To me, it seems like a failure of poetry if we cannot remember it in times of stress. We need those rhymes and rhythm to keep our mind focused and concentrated. It’s how poetry has been used for centuries, especially with children. But I could not find that easy recall in this work; I could not remember all of the beautiful words I had read the day before, probably because they were so intellectualised. You needed a degree in mythology to understand this poem. You need to study that one. You needed to analyse each line, reread it, argue about it. I had wanted to hold “Iphigenia” close as a survival guide, but it could never be that for me.
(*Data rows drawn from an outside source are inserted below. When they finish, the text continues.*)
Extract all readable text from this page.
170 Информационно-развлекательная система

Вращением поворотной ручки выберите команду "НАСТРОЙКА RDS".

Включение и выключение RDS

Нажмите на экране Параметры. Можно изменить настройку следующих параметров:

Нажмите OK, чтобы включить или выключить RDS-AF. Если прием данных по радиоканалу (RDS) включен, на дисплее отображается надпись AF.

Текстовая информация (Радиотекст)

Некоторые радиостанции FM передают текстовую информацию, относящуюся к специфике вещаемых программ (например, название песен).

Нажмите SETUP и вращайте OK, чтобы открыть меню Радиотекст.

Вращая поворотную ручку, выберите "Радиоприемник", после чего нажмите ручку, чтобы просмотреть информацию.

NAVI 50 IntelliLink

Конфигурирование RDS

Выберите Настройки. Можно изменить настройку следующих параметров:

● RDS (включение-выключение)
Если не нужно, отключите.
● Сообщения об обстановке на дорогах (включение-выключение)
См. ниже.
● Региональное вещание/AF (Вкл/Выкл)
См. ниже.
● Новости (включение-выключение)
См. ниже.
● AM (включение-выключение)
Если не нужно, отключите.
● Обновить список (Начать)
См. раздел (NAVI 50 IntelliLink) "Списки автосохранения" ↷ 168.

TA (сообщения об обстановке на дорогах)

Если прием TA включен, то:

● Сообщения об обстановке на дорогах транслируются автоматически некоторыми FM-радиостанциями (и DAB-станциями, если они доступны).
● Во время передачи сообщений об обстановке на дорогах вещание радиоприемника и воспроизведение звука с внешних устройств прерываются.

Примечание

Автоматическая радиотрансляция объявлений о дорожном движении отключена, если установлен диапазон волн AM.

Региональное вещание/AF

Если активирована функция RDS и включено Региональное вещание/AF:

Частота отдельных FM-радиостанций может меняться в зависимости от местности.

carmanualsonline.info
It could only be studied, kept in a museum, immortal.
The Body Problem is, then, a clever and memorable collection about the powers of language and myth, as they are interpreted through the body or the lives of those the collection incarnates as all-too-real people (even if they may have started out as mythological figures). Instead of asking for immortality from the Gods in her work, Wack reverses the claim by removing it as a desire of her speakers in the first place. This is truly where her talent comes into play: by leading us in one direction—the mythic—she creates her own mythology of survival by subverting our expectations with stories that are far more visceral. It does not work for all the poems, and sometimes that payoff takes a degree to obtain, but the beauty remains, even if memory, unlike in “Orison of the Dead Summer,” fades. The book is there to read again and again, which I probably will someday soon, when I am ready.
And when, hopefully, I’m no longer on a bed with bugs inside of it.